Intentional misstatements or omissions of fact constitute Federal Criminal Violations (See 18 U.S.C. 1001).
GENERAL INSTRUCTIONS
     1. This form is required by Rule 12b-25 (17 CFR 240.12b-25) of the General Rules and Regulations under the Securities Exchange Act of 1934.
     2. One signed original and four conformed copies of this form and amendments thereto must be completed and filed with the Securities and Exchange Commission, Washington, D.C. 20549, in accordance with Rule 0-3 of the General Rules and Regulations under the Act. The information contained in or filed with the form will be made a matter of public record in the Commission files.
     3. A manually signed copy of the form and amendments thereto shall be filed with each national securities exchange on which any class of securities of the registrant is registered.
     4. Amendments to the notifications must also be filed on Form 12b-25 but need not restate information that has been correctly furnished. The form shall be clearly identified as an amended notification.
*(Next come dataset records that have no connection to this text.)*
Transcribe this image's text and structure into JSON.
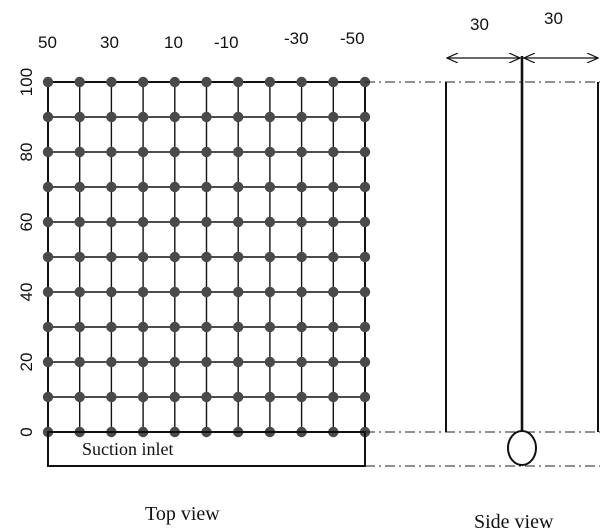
{
  "top_view": {
    "caption": "Top view",
    "x_labels": [
      "50",
      "30",
      "10",
      "-10",
      "-30",
      "-50"
    ],
    "y_labels": [
      "100",
      "80",
      "60",
      "40",
      "20",
      "0"
    ],
    "inlet_label": "Suction inlet"
  },
  "side_view": {
    "caption": "Side view",
    "dims": [
      "30",
      "30"
    ]
  },
  "colors": {
    "line": "#111111",
    "dot": "#4a4a4a",
    "dash": "#222222"
  }
}
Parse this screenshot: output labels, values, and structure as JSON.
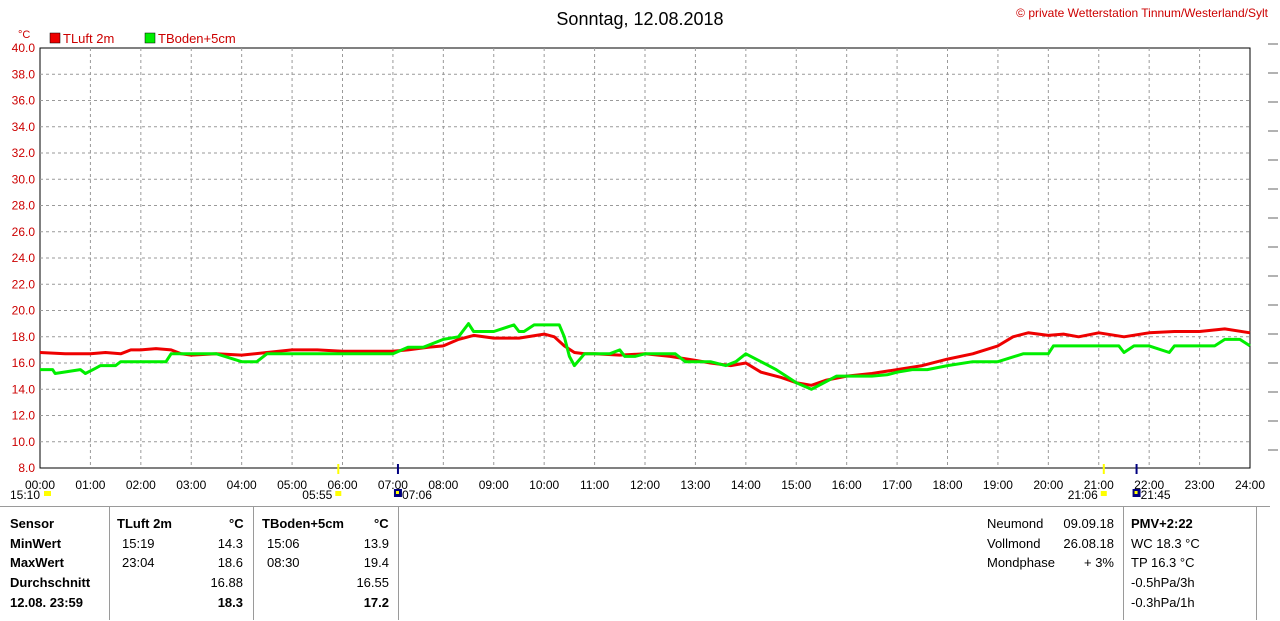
{
  "header": {
    "title": "Sonntag, 12.08.2018",
    "copyright": "© private Wetterstation Tinnum/Westerland/Sylt",
    "unit": "°C"
  },
  "chart_data": {
    "type": "line",
    "title": "Sonntag, 12.08.2018",
    "ylabel": "°C",
    "ylim": [
      8.0,
      40.0
    ],
    "yticks": [
      "8.0",
      "10.0",
      "12.0",
      "14.0",
      "16.0",
      "18.0",
      "20.0",
      "22.0",
      "24.0",
      "26.0",
      "28.0",
      "30.0",
      "32.0",
      "34.0",
      "36.0",
      "38.0",
      "40.0"
    ],
    "xlim": [
      0,
      24
    ],
    "xticks": [
      "00:00",
      "01:00",
      "02:00",
      "03:00",
      "04:00",
      "05:00",
      "06:00",
      "07:00",
      "08:00",
      "09:00",
      "10:00",
      "11:00",
      "12:00",
      "13:00",
      "14:00",
      "15:00",
      "16:00",
      "17:00",
      "18:00",
      "19:00",
      "20:00",
      "21:00",
      "22:00",
      "23:00",
      "24:00"
    ],
    "grid": true,
    "legend_position": "top-left",
    "series": [
      {
        "name": "TLuft 2m",
        "color": "#ee0000",
        "x": [
          0,
          0.5,
          1,
          1.3,
          1.6,
          1.8,
          2.0,
          2.3,
          2.6,
          2.8,
          3.0,
          3.5,
          4.0,
          4.5,
          5.0,
          5.5,
          6.0,
          6.5,
          7.0,
          7.3,
          7.7,
          8.0,
          8.3,
          8.6,
          9.0,
          9.5,
          10.0,
          10.2,
          10.4,
          10.6,
          10.8,
          11.0,
          11.5,
          12.0,
          12.5,
          13.0,
          13.3,
          13.7,
          14.0,
          14.3,
          14.7,
          15.0,
          15.3,
          15.6,
          16.0,
          16.5,
          17.0,
          17.5,
          18.0,
          18.5,
          19.0,
          19.3,
          19.6,
          20.0,
          20.3,
          20.6,
          21.0,
          21.5,
          22.0,
          22.5,
          23.0,
          23.5,
          24.0
        ],
        "y": [
          16.8,
          16.7,
          16.7,
          16.8,
          16.7,
          17.0,
          17.0,
          17.1,
          17.0,
          16.7,
          16.6,
          16.7,
          16.6,
          16.8,
          17.0,
          17.0,
          16.9,
          16.9,
          16.9,
          17.0,
          17.2,
          17.3,
          17.8,
          18.1,
          17.9,
          17.9,
          18.2,
          18.0,
          17.3,
          16.8,
          16.7,
          16.7,
          16.6,
          16.7,
          16.5,
          16.2,
          16.0,
          15.8,
          16.0,
          15.3,
          14.9,
          14.5,
          14.3,
          14.7,
          15.0,
          15.2,
          15.5,
          15.8,
          16.3,
          16.7,
          17.3,
          18.0,
          18.3,
          18.1,
          18.2,
          18.0,
          18.3,
          18.0,
          18.3,
          18.4,
          18.4,
          18.6,
          18.3
        ]
      },
      {
        "name": "TBoden+5cm",
        "color": "#00ee00",
        "x": [
          0,
          0.25,
          0.3,
          0.8,
          0.9,
          1.1,
          1.2,
          1.5,
          1.6,
          2.0,
          2.5,
          2.6,
          3.0,
          3.5,
          4.0,
          4.3,
          4.5,
          5.0,
          5.5,
          6.0,
          6.5,
          7.0,
          7.3,
          7.6,
          8.0,
          8.3,
          8.5,
          8.6,
          8.8,
          9.0,
          9.4,
          9.5,
          9.6,
          9.8,
          10.0,
          10.3,
          10.4,
          10.5,
          10.6,
          10.8,
          11.0,
          11.3,
          11.5,
          11.6,
          11.8,
          12.0,
          12.2,
          12.6,
          12.8,
          13.0,
          13.3,
          13.6,
          13.8,
          14.0,
          14.3,
          14.6,
          14.8,
          15.0,
          15.3,
          15.5,
          15.8,
          16.0,
          16.5,
          16.8,
          17.0,
          17.3,
          17.6,
          18.0,
          18.5,
          18.8,
          19.0,
          19.5,
          20.0,
          20.1,
          20.3,
          20.5,
          21.0,
          21.4,
          21.5,
          21.7,
          22.0,
          22.4,
          22.5,
          22.8,
          23.0,
          23.3,
          23.5,
          23.8,
          24.0
        ],
        "y": [
          15.5,
          15.5,
          15.2,
          15.5,
          15.2,
          15.6,
          15.8,
          15.8,
          16.1,
          16.1,
          16.1,
          16.7,
          16.7,
          16.7,
          16.1,
          16.1,
          16.7,
          16.7,
          16.7,
          16.7,
          16.7,
          16.7,
          17.2,
          17.2,
          17.8,
          18.0,
          19.0,
          18.4,
          18.4,
          18.4,
          18.9,
          18.4,
          18.4,
          18.9,
          18.9,
          18.9,
          18.0,
          16.5,
          15.8,
          16.7,
          16.7,
          16.7,
          17.0,
          16.5,
          16.5,
          16.7,
          16.7,
          16.7,
          16.1,
          16.1,
          16.1,
          15.8,
          16.1,
          16.7,
          16.1,
          15.5,
          15.0,
          14.5,
          14.0,
          14.4,
          15.0,
          15.0,
          15.0,
          15.1,
          15.3,
          15.5,
          15.5,
          15.8,
          16.1,
          16.1,
          16.1,
          16.7,
          16.7,
          17.3,
          17.3,
          17.3,
          17.3,
          17.3,
          16.8,
          17.3,
          17.3,
          16.8,
          17.3,
          17.3,
          17.3,
          17.3,
          17.8,
          17.8,
          17.3
        ]
      }
    ],
    "sun_moon": [
      "15:10",
      "05:55",
      "07:06",
      "21:06",
      "21:45"
    ]
  },
  "table": {
    "sensor_header": "Sensor",
    "row_labels": [
      "MinWert",
      "MaxWert",
      "Durchschnitt",
      "12.08. 23:59"
    ],
    "tluft": {
      "header": "TLuft 2m",
      "unit": "°C",
      "min_time": "15:19",
      "min": "14.3",
      "max_time": "23:04",
      "max": "18.6",
      "avg": "16.88",
      "last": "18.3"
    },
    "tboden": {
      "header": "TBoden+5cm",
      "unit": "°C",
      "min_time": "15:06",
      "min": "13.9",
      "max_time": "08:30",
      "max": "19.4",
      "avg": "16.55",
      "last": "17.2"
    },
    "moon": {
      "neumond_label": "Neumond",
      "neumond": "09.09.18",
      "vollmond_label": "Vollmond",
      "vollmond": "26.08.18",
      "phase_label": "Mondphase",
      "phase": "+ 3%"
    },
    "pmv": {
      "header": "PMV+2:22",
      "wc": "WC 18.3 °C",
      "tp": "TP 16.3 °C",
      "p3h": "-0.5hPa/3h",
      "p1h": "-0.3hPa/1h"
    }
  }
}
     5. Electronic filers. This form shall not be used by electronic filers unable to timely file a report solely due to electronic difficulties. Filers unable to submit a report within the time period prescribed due to difficulties in electronic filing should comply with either Rule 201 or Rule 202 of Regulation S-T (§232.201 or §232.202 of this chapter) or apply for an adjustment in filing date pursuant to Rule 13(b) of Regulation S-T (§232.13(b) of this chapter).

 


 

RESPONSE TO PART IV
The Registrant expects to report a net loss of approximately $93 million and revenues of approximately $37 million for fiscal year 2007, as compared to a $60 million net loss and revenues of $14 million for fiscal year 2006. Additionally, the Registrant expects to record an impairment charge of up to $1 million for fiscal year 2007, principally related to one non-core site. The foregoing financial information is preliminary, unaudited and is qualified in its entirety by reference to the Registrant’s audited financial statements for the year ended December 31, 2007, to be included in the Registrant’s Annual Report on Form 10-K for the year ended December 31, 2007.
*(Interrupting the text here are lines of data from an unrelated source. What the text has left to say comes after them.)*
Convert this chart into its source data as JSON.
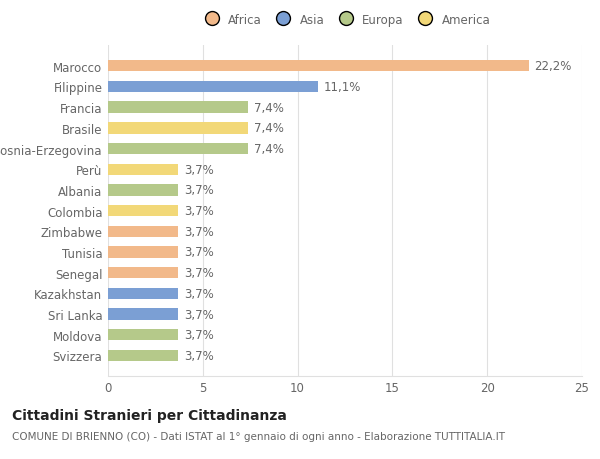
{
  "title": "Cittadini Stranieri per Cittadinanza",
  "subtitle": "COMUNE DI BRIENNO (CO) - Dati ISTAT al 1° gennaio di ogni anno - Elaborazione TUTTITALIA.IT",
  "legend_labels": [
    "Africa",
    "Asia",
    "Europa",
    "America"
  ],
  "legend_colors": [
    "#f2b98a",
    "#7b9fd4",
    "#b5c98a",
    "#f2d878"
  ],
  "categories": [
    "Marocco",
    "Filippine",
    "Francia",
    "Brasile",
    "Bosnia-Erzegovina",
    "Perù",
    "Albania",
    "Colombia",
    "Zimbabwe",
    "Tunisia",
    "Senegal",
    "Kazakhstan",
    "Sri Lanka",
    "Moldova",
    "Svizzera"
  ],
  "values": [
    22.2,
    11.1,
    7.4,
    7.4,
    7.4,
    3.7,
    3.7,
    3.7,
    3.7,
    3.7,
    3.7,
    3.7,
    3.7,
    3.7,
    3.7
  ],
  "labels": [
    "22,2%",
    "11,1%",
    "7,4%",
    "7,4%",
    "7,4%",
    "3,7%",
    "3,7%",
    "3,7%",
    "3,7%",
    "3,7%",
    "3,7%",
    "3,7%",
    "3,7%",
    "3,7%",
    "3,7%"
  ],
  "bar_colors": [
    "#f2b98a",
    "#7b9fd4",
    "#b5c98a",
    "#f2d878",
    "#b5c98a",
    "#f2d878",
    "#b5c98a",
    "#f2d878",
    "#f2b98a",
    "#f2b98a",
    "#f2b98a",
    "#7b9fd4",
    "#7b9fd4",
    "#b5c98a",
    "#b5c98a"
  ],
  "xlim": [
    0,
    25
  ],
  "xticks": [
    0,
    5,
    10,
    15,
    20,
    25
  ],
  "background_color": "#ffffff",
  "grid_color": "#e0e0e0",
  "bar_height": 0.55,
  "title_fontsize": 10,
  "subtitle_fontsize": 7.5,
  "label_fontsize": 8.5,
  "tick_fontsize": 8.5,
  "legend_fontsize": 8.5
}
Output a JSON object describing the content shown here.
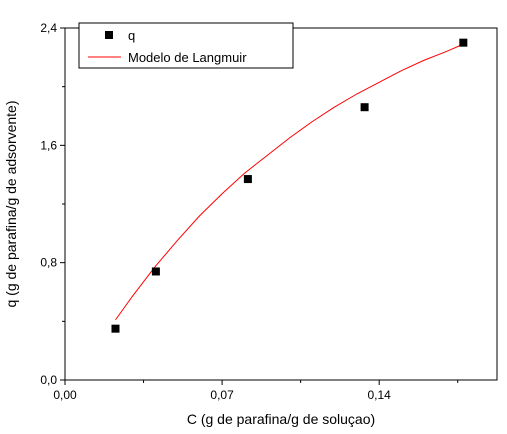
{
  "chart_data": {
    "type": "scatter",
    "title": "",
    "xlabel": "C (g de parafina/g de soluçao)",
    "ylabel": "q (g de parafina/g de adsorvente)",
    "xlim": [
      0.0,
      0.1925
    ],
    "ylim": [
      0.0,
      2.4
    ],
    "x_ticks": [
      0.0,
      0.07,
      0.14
    ],
    "x_tick_labels": [
      "0,00",
      "0,07",
      "0,14"
    ],
    "y_ticks": [
      0.0,
      0.8,
      1.6,
      2.4
    ],
    "y_tick_labels": [
      "0,0",
      "0,8",
      "1,6",
      "2,4"
    ],
    "grid": false,
    "legend_position": "top-left",
    "series": [
      {
        "name": "q",
        "kind": "scatter",
        "marker": "square",
        "color": "#000000",
        "x": [
          0.0225,
          0.0405,
          0.0815,
          0.1335,
          0.1775
        ],
        "y": [
          0.35,
          0.74,
          1.37,
          1.86,
          2.3
        ]
      },
      {
        "name": "Modelo de Langmuir",
        "kind": "line",
        "color": "#ff0000",
        "x": [
          0.0225,
          0.03,
          0.04,
          0.05,
          0.06,
          0.07,
          0.08,
          0.09,
          0.1,
          0.11,
          0.12,
          0.13,
          0.14,
          0.15,
          0.16,
          0.17,
          0.1775
        ],
        "y": [
          0.41,
          0.57,
          0.77,
          0.95,
          1.12,
          1.27,
          1.41,
          1.53,
          1.65,
          1.76,
          1.86,
          1.95,
          2.03,
          2.11,
          2.18,
          2.24,
          2.29
        ]
      }
    ]
  }
}
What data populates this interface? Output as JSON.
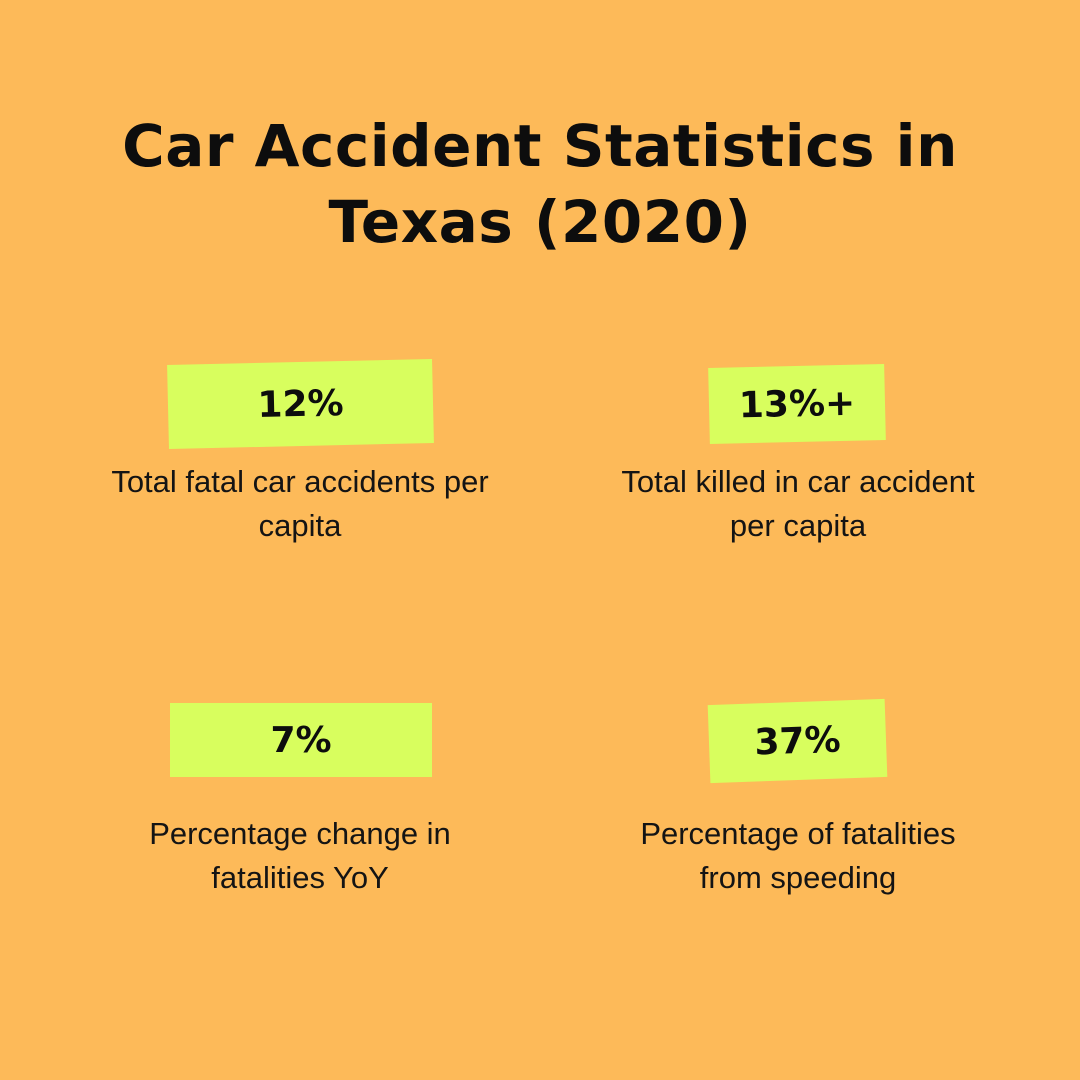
{
  "title": {
    "line1": "Car Accident Statistics in",
    "line2": "Texas (2020)"
  },
  "colors": {
    "background": "#FDBA59",
    "badge": "#D8FE5E",
    "text": "#111111"
  },
  "stats": [
    {
      "value": "12%",
      "description_line1": "Total fatal car accidents per",
      "description_line2": "capita"
    },
    {
      "value": "13%+",
      "description_line1": "Total killed in car accident",
      "description_line2": "per capita"
    },
    {
      "value": "7%",
      "description_line1": "Percentage change in",
      "description_line2": "fatalities YoY"
    },
    {
      "value": "37%",
      "description_line1": "Percentage of fatalities",
      "description_line2": "from speeding"
    }
  ]
}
The Registrant will disclose in its 2007 Form 10-K that it continues to experience net operating losses which, combined with the continued use of cash in its operations and the payment of interest due on its outstanding notes in December 2008, raise substantial doubt as to the Registrant’s ability to continue as a going concern. As a result, the Registrant expects that its independent registered public accounting firm will include an explanatory paragraph in its audit report to be included in the Registrant’s 2007 Form 10-K that indicates there is substantial doubt about the Registrant’s ability to continue as a going concern. Management, with Board approval, has engaged Getzler Henrich & Associates LLC and KPMG Corporate Finance LLC to assist and advise the Registrant in developing and implementing a plan that, if executed successfully, should provide sufficient liquidity to finance the Registrant’s anticipated working capital and capital expenditure requirements for the next 12 months. However, there is no assurance that such plan can be executed on acceptable terms, if at all.